Um jeito de nos fazer mais conscientes dos resultados importantes de pesquisas é investir no que chamam de “divulgação científica”, mas também não é exatamente fácil. Na área de letras, recentemente tomei conhecimento de revistas muito amigáveis que buscam explicar ao público leigo ou não especializado algumas coisas sobre as línguas, nosso português, nosso processamento de leitura etc. No entanto, o público que lê isso é pequeno. E a mídia mais popular não se interessa por esses assuntos. Vivemos num país em que as pessoas têm coragem de atacar a universidade pública e gratuita, as escolas públicas em geral, os/as professores/as etc. É como cuspir para cima. Impressionante o que fizemos de nós.
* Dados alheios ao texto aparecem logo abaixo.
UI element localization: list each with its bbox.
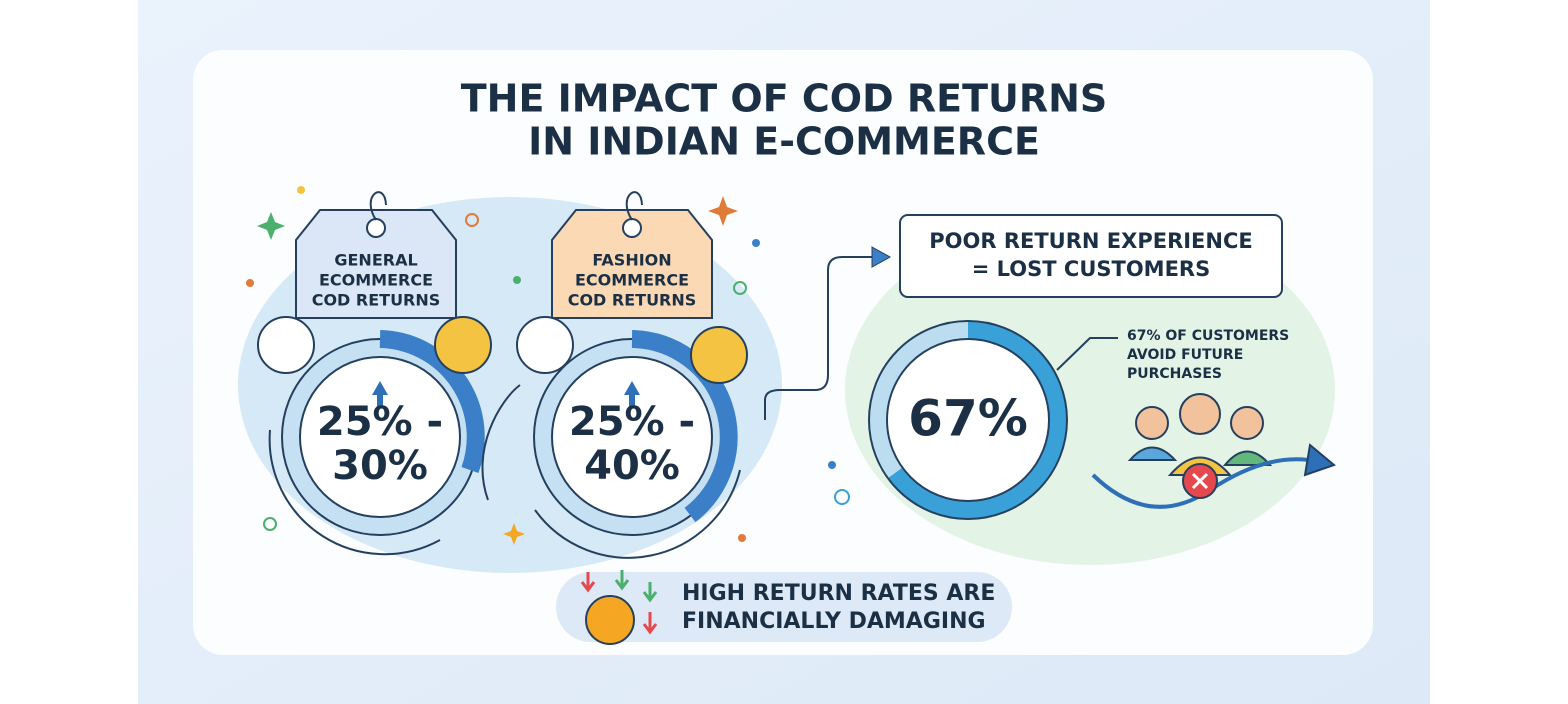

Na minha pesquisa, busco narrativas de mulheres que foram importantes para a publicação de livros. Mesmo que pareça pouco, essas mulheres e seus projetos editoriais, alguns de mais, outros de menos fôlego, agiram politicamente (em sentido amplo) e fizeram circular por aqui ideias que abriram nossos horizontes ou pelo menos nos deram essa possibilidade. Há quem queira abrir seus horizontes; há quem queria escolher se abre ou não; e há quem os queira curtinhos mesmo. É muito triste viver sem possibilidades, sem escolhas. Sem esses projetos dessas mulheres, algumas coisas que já eram pensadas e discutidas em outros lugares, inclusive países e cidades que admiramos e sobre os quais vivemos sonhando e tomando como exemplos, jamais chegariam aqui. O impacto do trabalho dessas editoras foi lento, mas se mostra cada vez mais. Minha pesquisa quer tornar isso mais evidente, um pouco mais conhecido. Quando alguém disser que inventou a roda, poderá dar três cliques, pesquisar no Google e encontrar algo que conta uma história sobre uma roda inventada há décadas. Isso, em tese, torna as pessoas mais conscientes de suas mudanças, sucessões e guinadas, ou mesmo de sua ignorância, o que já é legal.

Por que pesquisar?

Antes seria importante saber um pouco o que é pesquisar. Mas suponhamos que eu já tenha mencionado algo sobre isso, digamos que pesquisar seja uma necessidade humana básica. Você provavelmente pede opiniões aos outros quando quer algo, você compara preços, você tenta descobrir como fazer certas coisas, você procura respostas às suas inquietações, você talvez aja assim em muitos setores da sua vida. Na nossa sociedade, pesquisar, num sentido mais profissional, é uma espécie de protocolo, um modo de fazer e de responder a questões ou “problemas”. Com o passar dos séculos, pesquisar, em sentido acadêmico, foi se tornando um campo do saber, um metaconhecimento, um roteiro auto e alteravaliado. Na faculdade, geralmente temos disciplinas de metodologia da pesquisa e de produção de textos específicos para publicar e divulgar resultados. Muita gente encara a pesquisa acadêmica como uma espécie de receita, usando livros onde os desenhos de pesquisa estão descritos e vêm meio prontos. Já me aconteceu de ler uma dissertação linda, mas que tem um capítulo completamente desconexo, chamado Metodologia. Uma coisa parecida com um enxerto mal feito, em que o/a autor/a demonstra seus conhecimentos quase plagiários do que seja um ‘estudo de caso’ ou uma ‘pesquisa documental’ ou um ‘grupo focal’ etc. Ok. É preciso saber mesmo. Mas é preciso saber com pertinência. É preciso fazer bem a costura. E há espaço para a criatividade em pesquisa. Também li dissertações e teses em que o/a pesquisador/a precisou criar um jeito de captar, capturar, gerar, coletar, visualizar, recortar seus dados. Os protocolos prontos não resolveriam completamente a questão. Enfim: é preciso estar aberto/a a pensar. Pesquisar é um jeito de experimentar o mundo, com muito menos passividade.